Der Kanton Freiburg rechnet im Falle einer Austragung der Olympischen Winterspiele 2026 mit Sicherheitskosten von etwa 2,9 Millionen Franken. Die Kosten könnten aber steigen, wenn sich Freiburg an den Sicherheitskosten anderer Kantone beteiligen muss. Das sagte Staatsrat Jean-Pierre Siggen am Dienstag in einem Artikel der Westschweizer Zeitung «La Liberté». Siggen hält es im Prinzip für möglich, dass die Organisatoren der Spiele den Kanton Freiburg auffordern könnten, seine Solidarität mit anderen Kantonen unter Beweis zu stellen, wenn es um die Bezahlung der Sicherheitskosten geht. «Diese Frage ist offen», wie Siggen ausführte.

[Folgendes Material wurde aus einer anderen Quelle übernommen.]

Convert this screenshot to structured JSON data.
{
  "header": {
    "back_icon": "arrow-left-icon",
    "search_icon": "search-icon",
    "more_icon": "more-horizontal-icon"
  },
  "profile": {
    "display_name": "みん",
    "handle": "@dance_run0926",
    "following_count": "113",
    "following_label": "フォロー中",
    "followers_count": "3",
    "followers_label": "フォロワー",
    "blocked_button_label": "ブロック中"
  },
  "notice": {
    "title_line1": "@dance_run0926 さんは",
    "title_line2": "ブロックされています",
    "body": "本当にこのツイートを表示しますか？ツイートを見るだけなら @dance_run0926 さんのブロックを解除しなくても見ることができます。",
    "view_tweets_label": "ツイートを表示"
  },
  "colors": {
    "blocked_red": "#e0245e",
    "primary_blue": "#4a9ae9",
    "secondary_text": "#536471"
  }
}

Verstärkung durch ausserkantonale Polizeikräfte brauche Freiburg aber nicht, betonte der CVP-Staatsrat. «Die Freiburger Kantonspolizei hat uns bestätigt, dass sie alleine für die Sicherheit sorgen kann».

Auch in die Infrastruktur muss der Kanton laut Siggen nicht investieren. Bis im Jahr 2026 sei die Eissporthalle Saint-Léonard renoviert und entspreche olympischen Standards. Aktuell beteiligt sich der Kanton Freiburg mit einer halben Million Franken an der Finanzierung der Olmypiakandidatur. An der Kandidatur «Sion 2026» sind mehrere Kantone beteiligt, darunter Wallis, Bern und Freiburg. In den beiden letzteren Städten sollen die Eishockey-Wettbewerbe ausgetragen werden.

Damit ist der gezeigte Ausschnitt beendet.